5 Reasons Why Getting Older Doesn’t Mean An End To Great Sex
Just like everything else, sex changes as we get older. But don’t let anyone scare you. Change isn’t always a bad thing, and just because it’s different does not at all mean that it’s worse. In fact, some say that it only gets better.
It’s important that you don’t let the outside world tell you that sex goes to the wayside once you reach a certain age. That kind of negativity can plague your brain and affect your attitude in a way that can keep you from enjoying the best sex of your life.
The brain is the biggest sex organ. If your brain is not on board, it makes it all the more difficult for your body to jump in and enjoy the ride. What we think forms who we are and how we act.
So turn off the noise and tune in to your desires. Sex, like wine, only improves with age. Here are seven reasons why, from self-knowledge to lube use, that getting older doesn’t mean an end – or even a decline – to your sex life.
1. You know yourself.
So much of our youth we spend not knowing our bodies – how they function, what they desire, who they want, what works for them. Hopefully, by the time we’ve reached our 40’s and beyond, we have come to know ourselves sexually.
When we know ourselves, we are better able to experience a pleasure. No more fumbling in the dark. Instead we, and our partners, can get straight to what works for us and skip the rest.
2. You’re not afraid.
Sex can be scary since we rarely talk about it in any real terms. When we’re young, we tend to be afraid about what we want and need. We are scared our desires are strange. We are scared that we have desires at all. We are scared to talk to our partners.
But once we reach a certain age, we are no longer afraid. We don’t fear our desires or talking to our partners about reaching them. Not being afraid is a very empowering thing.
3. You don’t have to prove anything.
For too much of our young lives, we are way too busy trying to prove that we’re normal, that we’re good in bed, that we know everything there is to know. We waste a lot of time showing off and not necessarily enjoying sex. It’s as if we’re doing it to prove a point.
As we age, we realize we have nothing to prove when it comes to sex and everything to gain if we get real with ourselves and our partners. It’s ok not to know it all. In fact, it’s good. Sometimes learning is the best part.
4. Your relationships are deeper.
Our relationships with ourselves have certainly deepened as we age, they should have anyway. And, if we have been with someone for a while, as we likely have, that relationship has deepened as well.
That’s not to say that the deeper the relationship, the better the sex. That’s not always true. But it often is true. When we are really in touch with someone, when we can truly relate, we can connect on a whole new level – that’s true both in the bedroom or out of it.
There is a time in our lives when we may think if we need lube or toys that there is something wrong with us, that we are lacking in some way.

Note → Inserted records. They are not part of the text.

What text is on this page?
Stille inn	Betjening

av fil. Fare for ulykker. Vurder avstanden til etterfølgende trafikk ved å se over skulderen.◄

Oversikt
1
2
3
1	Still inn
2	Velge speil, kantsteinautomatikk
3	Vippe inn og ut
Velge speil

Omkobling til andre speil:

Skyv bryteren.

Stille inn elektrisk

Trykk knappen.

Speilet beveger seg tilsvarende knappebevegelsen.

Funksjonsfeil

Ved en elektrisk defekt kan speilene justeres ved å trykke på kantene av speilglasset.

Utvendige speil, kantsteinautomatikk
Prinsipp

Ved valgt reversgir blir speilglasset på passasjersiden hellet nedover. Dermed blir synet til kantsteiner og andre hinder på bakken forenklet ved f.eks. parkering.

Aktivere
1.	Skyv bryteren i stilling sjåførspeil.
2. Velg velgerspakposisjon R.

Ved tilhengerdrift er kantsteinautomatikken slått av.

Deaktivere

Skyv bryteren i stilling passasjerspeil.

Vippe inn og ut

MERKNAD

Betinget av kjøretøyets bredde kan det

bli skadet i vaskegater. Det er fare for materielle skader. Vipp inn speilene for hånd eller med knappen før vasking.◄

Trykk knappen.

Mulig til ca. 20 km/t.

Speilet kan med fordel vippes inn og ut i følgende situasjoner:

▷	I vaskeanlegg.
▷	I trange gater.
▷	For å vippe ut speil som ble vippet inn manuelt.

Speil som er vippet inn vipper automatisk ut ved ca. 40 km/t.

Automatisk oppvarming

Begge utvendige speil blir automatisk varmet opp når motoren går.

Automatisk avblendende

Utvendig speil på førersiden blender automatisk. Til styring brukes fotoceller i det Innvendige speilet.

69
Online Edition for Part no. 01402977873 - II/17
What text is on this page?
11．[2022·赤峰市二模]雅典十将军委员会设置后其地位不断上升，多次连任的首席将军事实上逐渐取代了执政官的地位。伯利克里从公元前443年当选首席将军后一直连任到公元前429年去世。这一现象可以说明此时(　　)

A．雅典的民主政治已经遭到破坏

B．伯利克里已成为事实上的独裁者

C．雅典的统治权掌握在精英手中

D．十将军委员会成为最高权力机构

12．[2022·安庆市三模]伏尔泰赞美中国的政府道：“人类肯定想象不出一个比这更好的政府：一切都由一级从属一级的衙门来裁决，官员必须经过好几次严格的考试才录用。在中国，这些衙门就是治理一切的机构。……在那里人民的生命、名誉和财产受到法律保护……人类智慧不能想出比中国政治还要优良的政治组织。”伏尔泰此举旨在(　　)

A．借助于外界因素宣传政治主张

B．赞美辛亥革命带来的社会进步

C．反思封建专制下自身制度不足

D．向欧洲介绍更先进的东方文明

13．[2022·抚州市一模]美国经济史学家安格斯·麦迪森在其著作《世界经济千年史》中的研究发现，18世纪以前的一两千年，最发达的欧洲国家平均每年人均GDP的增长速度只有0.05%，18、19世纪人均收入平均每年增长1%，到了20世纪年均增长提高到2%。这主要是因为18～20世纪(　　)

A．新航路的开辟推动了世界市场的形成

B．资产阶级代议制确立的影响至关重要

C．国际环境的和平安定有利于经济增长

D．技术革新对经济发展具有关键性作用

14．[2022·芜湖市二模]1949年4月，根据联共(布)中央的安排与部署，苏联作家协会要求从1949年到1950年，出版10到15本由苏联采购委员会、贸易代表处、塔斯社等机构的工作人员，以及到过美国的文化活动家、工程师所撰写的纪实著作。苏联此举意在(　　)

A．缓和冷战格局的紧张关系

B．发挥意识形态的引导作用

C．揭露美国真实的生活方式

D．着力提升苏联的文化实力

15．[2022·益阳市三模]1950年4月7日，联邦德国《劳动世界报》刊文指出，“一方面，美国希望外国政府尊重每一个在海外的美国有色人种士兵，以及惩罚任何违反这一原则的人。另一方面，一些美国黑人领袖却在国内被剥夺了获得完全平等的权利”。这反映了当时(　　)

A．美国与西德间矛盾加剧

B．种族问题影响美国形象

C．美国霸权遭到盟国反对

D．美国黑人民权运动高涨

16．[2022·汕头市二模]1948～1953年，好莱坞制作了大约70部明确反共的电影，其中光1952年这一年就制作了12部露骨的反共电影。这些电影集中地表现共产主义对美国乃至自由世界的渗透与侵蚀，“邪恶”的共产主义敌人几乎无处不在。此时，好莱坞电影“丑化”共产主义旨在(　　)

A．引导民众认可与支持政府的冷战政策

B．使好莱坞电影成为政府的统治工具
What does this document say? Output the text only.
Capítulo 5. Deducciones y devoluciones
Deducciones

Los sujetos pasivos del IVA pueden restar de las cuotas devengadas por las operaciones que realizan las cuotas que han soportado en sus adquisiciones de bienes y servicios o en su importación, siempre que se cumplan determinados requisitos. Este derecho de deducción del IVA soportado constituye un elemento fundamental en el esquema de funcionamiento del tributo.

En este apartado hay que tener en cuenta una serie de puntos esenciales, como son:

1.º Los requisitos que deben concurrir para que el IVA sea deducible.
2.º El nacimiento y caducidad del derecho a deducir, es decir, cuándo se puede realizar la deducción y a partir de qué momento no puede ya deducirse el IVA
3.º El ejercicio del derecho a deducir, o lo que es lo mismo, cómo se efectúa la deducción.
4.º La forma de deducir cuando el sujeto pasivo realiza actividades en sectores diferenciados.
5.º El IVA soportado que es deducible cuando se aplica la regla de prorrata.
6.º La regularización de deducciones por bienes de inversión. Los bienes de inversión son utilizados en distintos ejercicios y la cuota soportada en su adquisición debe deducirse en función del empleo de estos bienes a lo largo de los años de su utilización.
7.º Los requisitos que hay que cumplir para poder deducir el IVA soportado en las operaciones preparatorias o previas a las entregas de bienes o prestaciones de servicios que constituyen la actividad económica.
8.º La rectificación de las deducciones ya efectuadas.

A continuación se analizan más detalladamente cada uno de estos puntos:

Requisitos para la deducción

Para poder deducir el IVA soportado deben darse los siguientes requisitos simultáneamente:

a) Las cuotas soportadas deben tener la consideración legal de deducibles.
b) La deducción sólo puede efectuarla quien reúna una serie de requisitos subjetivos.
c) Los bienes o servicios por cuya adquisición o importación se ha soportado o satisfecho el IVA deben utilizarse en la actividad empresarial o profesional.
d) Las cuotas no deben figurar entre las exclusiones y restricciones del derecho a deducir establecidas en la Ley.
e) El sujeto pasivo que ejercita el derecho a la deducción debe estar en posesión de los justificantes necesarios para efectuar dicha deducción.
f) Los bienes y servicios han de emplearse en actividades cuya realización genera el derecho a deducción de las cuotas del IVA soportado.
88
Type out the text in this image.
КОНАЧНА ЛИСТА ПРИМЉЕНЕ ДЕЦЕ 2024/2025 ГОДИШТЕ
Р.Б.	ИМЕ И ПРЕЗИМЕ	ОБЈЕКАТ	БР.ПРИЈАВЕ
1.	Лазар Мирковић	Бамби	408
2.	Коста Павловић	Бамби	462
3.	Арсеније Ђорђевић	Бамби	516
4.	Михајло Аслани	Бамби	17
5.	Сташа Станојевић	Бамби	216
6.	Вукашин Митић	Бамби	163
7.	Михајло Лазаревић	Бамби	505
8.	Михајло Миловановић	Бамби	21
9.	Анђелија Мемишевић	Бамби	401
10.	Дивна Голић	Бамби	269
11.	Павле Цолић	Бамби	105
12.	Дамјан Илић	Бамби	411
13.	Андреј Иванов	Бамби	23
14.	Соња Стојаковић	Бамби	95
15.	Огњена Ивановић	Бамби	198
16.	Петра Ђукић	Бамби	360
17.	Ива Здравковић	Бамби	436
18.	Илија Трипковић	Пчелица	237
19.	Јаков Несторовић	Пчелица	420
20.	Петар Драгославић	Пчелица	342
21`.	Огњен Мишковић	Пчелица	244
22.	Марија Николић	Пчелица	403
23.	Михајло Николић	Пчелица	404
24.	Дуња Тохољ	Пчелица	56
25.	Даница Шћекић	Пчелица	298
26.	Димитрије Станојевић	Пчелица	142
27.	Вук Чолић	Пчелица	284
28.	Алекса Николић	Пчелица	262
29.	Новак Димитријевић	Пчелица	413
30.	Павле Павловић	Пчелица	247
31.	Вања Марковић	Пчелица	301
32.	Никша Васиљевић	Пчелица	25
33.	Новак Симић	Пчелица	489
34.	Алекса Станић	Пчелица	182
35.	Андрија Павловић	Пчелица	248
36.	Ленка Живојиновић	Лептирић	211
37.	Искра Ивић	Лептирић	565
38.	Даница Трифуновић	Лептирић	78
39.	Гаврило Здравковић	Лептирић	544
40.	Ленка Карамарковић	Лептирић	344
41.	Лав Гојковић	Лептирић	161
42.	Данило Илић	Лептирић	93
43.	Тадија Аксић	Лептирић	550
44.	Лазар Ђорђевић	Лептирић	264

That, of course, could not be any further from the truth. But it can take time to realize that.
As we get older, we learn the power of accessorizing. We may not need toys, we may not need lube, not yet anyway, but we know that there’s nothing wrong with accessing the benefits both of them can offer.
It can be easy to simply accept the all too common misnomer that the older you get, the less you can and will enjoy sex. The truth is, half the battle is replacing that negative attitude with a positive one.
The other half is proving that negativity wrong by educating yourself and committing to your sex life just like you would commit to any of the other vital components of your life. Healthy, happy sex is your birthright. The truth is that getting older doesn’t mean an end – or even a decline – to your sex life. And if anyone tells you otherwise, it’s time to stop listening to those naysayers. The real deal is this – There’s no reason to let your age stop you. These are the glory days. Trust me.